Search code examples
gensimdoc2vec

What is different between doc2vec models when the dbow_words is set to 1 or 0?


I read this page but I do not understand what is different between models which are built based on the following codes. I know when dbow_words is 0, training of doc-vectors is faster.

First model

model = doc2vec.Doc2Vec(documents1, size = 100, window = 300, min_count = 10, workers=4)

Second model

model = doc2vec.Doc2Vec(documents1, size = 100, window = 300, min_count = 10, workers=4,dbow_words=1)

Solution

  • The dbow_words parameter only has effect when training a DBOW model – that is, with the non-default dm=0 parameter.

    So, between your two example lines of code, which both leave the default dm=1 value unchanged, there's no difference.

    If you instead switch to DBOW training, dm=0, then with a default dbow_words=0 setting, the model is pure PV-DBOW as described in the original 'Paragraph Vectors' paper.
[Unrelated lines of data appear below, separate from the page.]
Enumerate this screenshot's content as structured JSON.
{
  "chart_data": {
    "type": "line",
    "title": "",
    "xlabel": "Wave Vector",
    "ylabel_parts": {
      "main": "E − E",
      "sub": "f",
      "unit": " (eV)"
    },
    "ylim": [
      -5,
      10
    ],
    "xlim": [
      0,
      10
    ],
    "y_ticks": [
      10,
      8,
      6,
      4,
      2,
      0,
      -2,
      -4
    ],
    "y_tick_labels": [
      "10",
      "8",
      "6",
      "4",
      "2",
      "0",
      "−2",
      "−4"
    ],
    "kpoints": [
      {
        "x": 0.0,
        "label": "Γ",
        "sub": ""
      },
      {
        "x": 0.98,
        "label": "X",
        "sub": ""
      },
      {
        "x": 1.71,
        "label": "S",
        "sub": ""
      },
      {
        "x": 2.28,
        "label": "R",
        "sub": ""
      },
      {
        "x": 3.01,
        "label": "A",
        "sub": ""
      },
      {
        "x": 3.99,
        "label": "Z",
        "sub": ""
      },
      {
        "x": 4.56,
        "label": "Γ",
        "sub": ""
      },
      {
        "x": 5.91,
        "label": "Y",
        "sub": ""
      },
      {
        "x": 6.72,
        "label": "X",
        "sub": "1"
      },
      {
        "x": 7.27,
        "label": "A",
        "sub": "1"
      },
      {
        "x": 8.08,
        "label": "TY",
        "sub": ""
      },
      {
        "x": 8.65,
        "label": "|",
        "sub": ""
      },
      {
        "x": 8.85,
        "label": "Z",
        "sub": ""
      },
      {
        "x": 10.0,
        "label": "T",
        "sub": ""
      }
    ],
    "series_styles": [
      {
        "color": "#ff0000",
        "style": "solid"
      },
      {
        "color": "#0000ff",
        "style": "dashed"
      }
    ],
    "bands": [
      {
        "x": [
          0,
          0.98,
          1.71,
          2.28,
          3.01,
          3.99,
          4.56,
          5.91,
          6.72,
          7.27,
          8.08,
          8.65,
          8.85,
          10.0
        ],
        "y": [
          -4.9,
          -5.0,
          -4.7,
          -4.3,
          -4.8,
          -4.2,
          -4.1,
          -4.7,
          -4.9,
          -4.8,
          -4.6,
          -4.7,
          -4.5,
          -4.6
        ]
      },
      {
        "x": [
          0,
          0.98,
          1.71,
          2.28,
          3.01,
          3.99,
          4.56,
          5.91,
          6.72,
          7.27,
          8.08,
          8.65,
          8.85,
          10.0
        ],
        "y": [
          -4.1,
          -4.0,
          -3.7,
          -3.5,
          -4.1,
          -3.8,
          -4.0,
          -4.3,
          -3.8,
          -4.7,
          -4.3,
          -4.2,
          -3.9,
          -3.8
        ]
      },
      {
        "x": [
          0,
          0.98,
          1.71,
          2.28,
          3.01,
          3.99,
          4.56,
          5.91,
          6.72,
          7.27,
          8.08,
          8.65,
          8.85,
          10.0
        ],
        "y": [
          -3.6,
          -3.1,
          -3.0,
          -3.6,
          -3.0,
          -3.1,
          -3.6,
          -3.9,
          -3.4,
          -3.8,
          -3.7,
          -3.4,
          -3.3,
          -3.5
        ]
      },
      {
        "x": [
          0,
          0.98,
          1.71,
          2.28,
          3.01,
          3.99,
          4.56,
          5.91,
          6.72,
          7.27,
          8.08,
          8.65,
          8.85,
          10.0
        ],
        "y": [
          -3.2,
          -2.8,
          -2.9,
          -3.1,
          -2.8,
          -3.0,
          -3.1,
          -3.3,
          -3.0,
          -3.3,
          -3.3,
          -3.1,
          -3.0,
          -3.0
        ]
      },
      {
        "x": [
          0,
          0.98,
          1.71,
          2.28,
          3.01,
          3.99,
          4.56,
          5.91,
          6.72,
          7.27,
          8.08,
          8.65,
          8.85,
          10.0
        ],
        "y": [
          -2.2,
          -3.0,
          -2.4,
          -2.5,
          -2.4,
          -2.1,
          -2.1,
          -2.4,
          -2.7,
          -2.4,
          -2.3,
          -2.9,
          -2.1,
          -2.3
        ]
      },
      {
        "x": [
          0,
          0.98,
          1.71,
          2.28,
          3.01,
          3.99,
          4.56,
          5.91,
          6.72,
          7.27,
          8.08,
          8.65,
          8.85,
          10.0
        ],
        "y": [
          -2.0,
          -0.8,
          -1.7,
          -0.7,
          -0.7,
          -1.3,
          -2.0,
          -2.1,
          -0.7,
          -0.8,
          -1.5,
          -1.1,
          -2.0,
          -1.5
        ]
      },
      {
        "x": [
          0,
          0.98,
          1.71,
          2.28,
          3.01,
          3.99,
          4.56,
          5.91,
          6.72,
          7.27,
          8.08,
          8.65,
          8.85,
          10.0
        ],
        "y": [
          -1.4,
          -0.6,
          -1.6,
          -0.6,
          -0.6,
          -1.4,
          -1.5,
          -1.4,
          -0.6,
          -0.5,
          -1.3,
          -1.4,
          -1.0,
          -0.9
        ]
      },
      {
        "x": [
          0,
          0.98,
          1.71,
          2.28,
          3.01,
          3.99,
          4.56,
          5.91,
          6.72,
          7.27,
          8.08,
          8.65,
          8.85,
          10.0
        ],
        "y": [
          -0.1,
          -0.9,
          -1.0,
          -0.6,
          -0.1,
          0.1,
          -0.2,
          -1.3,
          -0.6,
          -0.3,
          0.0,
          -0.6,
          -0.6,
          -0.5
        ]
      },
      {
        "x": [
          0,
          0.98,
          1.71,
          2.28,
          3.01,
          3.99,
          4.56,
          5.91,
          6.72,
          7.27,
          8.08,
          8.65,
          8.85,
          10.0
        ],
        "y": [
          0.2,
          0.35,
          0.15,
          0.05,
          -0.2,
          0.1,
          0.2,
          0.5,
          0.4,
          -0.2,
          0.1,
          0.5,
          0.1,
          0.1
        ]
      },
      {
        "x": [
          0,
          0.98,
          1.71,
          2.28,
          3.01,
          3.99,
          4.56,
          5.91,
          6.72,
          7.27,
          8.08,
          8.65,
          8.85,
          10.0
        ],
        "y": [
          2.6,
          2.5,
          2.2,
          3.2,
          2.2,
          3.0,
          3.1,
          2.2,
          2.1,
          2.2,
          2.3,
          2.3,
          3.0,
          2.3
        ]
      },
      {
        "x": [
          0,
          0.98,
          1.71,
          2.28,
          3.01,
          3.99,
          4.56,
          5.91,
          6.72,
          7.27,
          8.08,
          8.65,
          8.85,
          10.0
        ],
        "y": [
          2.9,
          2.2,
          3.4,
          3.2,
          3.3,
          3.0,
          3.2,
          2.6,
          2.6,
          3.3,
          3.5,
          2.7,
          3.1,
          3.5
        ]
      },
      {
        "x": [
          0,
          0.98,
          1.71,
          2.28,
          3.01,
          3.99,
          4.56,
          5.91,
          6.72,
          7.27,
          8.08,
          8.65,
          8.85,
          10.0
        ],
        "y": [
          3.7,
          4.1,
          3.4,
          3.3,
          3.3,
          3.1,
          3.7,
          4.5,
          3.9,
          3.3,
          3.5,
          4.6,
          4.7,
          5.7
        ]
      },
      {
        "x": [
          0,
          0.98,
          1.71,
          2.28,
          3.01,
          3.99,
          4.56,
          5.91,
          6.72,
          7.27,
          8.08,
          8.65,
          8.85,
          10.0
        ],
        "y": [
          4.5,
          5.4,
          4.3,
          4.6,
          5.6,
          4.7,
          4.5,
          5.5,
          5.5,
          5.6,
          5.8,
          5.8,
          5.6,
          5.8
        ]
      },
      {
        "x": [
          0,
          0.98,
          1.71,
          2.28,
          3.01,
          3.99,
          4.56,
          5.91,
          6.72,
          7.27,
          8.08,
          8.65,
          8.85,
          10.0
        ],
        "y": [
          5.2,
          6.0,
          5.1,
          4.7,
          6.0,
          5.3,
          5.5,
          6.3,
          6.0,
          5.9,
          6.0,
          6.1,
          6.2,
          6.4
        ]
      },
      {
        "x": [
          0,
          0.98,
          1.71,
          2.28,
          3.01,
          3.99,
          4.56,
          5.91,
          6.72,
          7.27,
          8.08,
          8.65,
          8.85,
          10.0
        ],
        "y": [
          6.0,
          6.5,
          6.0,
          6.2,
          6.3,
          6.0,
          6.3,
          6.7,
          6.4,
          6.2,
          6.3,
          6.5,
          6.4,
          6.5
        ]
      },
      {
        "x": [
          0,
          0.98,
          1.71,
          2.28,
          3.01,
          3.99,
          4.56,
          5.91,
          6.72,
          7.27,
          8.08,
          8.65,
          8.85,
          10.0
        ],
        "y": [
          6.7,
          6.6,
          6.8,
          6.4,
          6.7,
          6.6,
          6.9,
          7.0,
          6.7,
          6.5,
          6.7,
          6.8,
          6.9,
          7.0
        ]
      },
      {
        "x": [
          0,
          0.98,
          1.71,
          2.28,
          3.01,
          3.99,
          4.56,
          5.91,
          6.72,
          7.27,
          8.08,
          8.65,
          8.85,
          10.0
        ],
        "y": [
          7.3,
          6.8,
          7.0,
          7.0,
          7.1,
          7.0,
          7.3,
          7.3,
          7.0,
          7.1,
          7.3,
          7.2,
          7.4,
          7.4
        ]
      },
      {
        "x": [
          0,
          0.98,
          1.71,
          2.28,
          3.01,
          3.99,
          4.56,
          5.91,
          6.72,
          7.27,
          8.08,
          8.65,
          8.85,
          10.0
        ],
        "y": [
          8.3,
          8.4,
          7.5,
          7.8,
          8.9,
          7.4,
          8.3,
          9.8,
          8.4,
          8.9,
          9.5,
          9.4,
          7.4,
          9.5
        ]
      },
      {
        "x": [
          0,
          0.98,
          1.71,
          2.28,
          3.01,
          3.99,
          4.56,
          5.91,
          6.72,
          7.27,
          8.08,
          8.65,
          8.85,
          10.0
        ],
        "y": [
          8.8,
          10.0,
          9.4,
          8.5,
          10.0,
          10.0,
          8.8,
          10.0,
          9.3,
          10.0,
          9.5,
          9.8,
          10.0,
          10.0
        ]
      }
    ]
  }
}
Doc-vectors are trained to be predictive of text example words, but no word-vectors are trained. (There'll still be some randomly-initialized word-vectors in the model, but they're not used or improved during training.) This mode is fast and still works pretty well.

    If you add the dbow_words=1 setting, then skip-gram word-vector training will be added to the training, in an interleaved fashion. (For each text example, both doc-vectors over the whole text, then word-vectors over each sliding context window, will be trained.) Since this adds more training examples, as a function of the window parameter, it will be significantly slower. (For example, with window=5, adding word-training will make training about 5x slower.)

    This has the benefit of placing both the DBOW doc-vectors and the word-vectors into the "same space" - perhaps making the doc-vectors more interpretable by their closeness to words.

    This mixed training might serve as a sort of corpus-expansion – turning each context-window into a mini-document – that helps improve the expressiveness of the resulting doc-vector embeddings. (Though, especially with sufficiently large and diverse document sets, it may be worth comparing against pure-DBOW with more passes.)